C’était l’hiver en Roumanie. Nous avions préparé quelques cadeaux ainsi que des sacs remplis de poulet, de produits de première nécessité, de friandises et de fruits.

Nous avons garé notre voiture dans une rue sombre, entourée de grands immeubles dans un quartier défavorisé de la ville. Je faisais équipe avec Marius, et nous avons laissé l’Esprit Saint nous guider. Nous sommes entrés dans un immeuble au hasard, avons monté les escaliers, tourné à gauche, puis à droite… jusqu’à nous retrouver devant une porte quelconque.

Nous avons frappé, attendu, puis frappé de nouveau.

Un homme a ouvert. Derrière lui, on pouvait voir une pièce vide et un petit enfant. Il nous dévisagea et, apercevant les sacs dans nos mains, il nous a demandé : « C’est ma belle-mère qui vous envoie ? » Puis, d’un ton sec, il a ajouté : « Je ne veux rien avoir à faire avec elle ! » Il s’apprêtait à refermer la porte.

Nous avons eu juste le temps de lui expliquer que non, ce n’était pas cela. C’était le soir de Noël, et nous avions simplement ressenti une forte conviction de venir frapper à sa porte. Il s’est tu, puis s’est écarté pour nous laisser entrer.

La pièce était vide, avec peu de meubles et une lumière blafarde.

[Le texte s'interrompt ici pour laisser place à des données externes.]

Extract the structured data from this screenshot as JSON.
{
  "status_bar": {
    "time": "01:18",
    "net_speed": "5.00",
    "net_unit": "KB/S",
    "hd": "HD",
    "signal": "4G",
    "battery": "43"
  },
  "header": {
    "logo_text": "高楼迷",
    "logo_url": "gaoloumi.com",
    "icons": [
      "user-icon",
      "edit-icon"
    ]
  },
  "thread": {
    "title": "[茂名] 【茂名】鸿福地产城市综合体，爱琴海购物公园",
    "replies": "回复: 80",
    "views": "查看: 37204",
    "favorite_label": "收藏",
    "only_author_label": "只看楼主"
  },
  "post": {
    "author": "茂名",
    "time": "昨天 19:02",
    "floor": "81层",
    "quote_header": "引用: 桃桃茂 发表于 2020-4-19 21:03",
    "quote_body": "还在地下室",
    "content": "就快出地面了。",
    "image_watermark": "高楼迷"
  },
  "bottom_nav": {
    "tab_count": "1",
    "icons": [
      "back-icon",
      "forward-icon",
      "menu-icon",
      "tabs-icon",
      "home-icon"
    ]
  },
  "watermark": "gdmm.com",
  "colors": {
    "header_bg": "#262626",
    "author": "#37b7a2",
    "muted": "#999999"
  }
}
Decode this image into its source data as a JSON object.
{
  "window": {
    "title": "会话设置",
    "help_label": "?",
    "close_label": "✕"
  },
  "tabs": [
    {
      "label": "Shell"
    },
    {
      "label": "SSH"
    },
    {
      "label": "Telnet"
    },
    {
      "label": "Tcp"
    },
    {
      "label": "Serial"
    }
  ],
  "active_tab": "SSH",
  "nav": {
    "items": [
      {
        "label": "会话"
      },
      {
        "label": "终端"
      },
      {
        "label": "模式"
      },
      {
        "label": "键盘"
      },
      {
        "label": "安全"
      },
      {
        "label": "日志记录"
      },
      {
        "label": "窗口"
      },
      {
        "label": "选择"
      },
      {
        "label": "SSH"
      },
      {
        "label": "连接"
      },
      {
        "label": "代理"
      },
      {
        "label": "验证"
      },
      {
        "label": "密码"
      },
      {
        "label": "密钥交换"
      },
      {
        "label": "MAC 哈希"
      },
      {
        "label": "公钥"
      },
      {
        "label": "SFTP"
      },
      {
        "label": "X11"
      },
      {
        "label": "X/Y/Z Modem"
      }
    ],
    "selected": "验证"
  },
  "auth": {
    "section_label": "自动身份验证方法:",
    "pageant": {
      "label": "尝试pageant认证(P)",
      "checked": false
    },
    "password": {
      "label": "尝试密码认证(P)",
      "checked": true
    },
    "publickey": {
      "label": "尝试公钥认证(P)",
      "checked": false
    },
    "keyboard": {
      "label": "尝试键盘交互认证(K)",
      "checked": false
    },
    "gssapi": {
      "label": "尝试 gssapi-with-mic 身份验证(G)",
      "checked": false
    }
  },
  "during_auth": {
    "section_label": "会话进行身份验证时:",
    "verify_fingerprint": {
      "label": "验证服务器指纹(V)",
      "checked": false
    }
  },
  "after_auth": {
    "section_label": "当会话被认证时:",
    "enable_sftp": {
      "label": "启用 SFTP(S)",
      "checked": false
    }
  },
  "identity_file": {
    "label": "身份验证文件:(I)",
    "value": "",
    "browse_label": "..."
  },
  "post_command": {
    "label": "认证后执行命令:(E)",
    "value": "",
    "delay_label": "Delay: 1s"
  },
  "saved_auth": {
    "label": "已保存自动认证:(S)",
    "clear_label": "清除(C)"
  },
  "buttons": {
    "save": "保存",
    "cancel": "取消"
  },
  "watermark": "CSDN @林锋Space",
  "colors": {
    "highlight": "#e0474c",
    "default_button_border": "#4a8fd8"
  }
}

L’atmosphère était lourde, triste. Pas de sapin, pas de joie, rien à manger sur la table.

Nous avons commencé à parler avec Bogdan, qui nous a expliqué que sa femme venait de le quitter. Il n’avait plus rien, et se sentait encore plus seul en ce soir de Noël.

Nous avons partagé avec lui des paroles de foi, dans l’espoir de réconforter son cœur brisé. Puis nous avons déposé tous les aliments sur la table, et remis les cadeaux et les friandises à sa petite fille ; son visage s’est illuminé d’un large sourire.

Assis autour de la table, nous avons parlé, ri et prié ensemble, et nous avons senti l’ambiance se transformer. La pièce s’est emplie de paix et de lumière. Ce soir-là, dans ce modeste foyer, la présence de Christ était tangible.

En repartant vers notre voiture, Marius et moi n’avons pas dit un mot. Sur le chemin du retour, alors que nous allions retrouver nos familles pour le dîner de Noël, une joie profonde remplissait nos cœurs : celle de la présence de Jésus.

Que votre Noël vous apporte cette même joie, lorsque vous partagerez le véritable sens de cette fête avec ceux qui ont besoin d’espérance — ceux que la vie a blessés, abandonnés ou laissés dans l’ombre.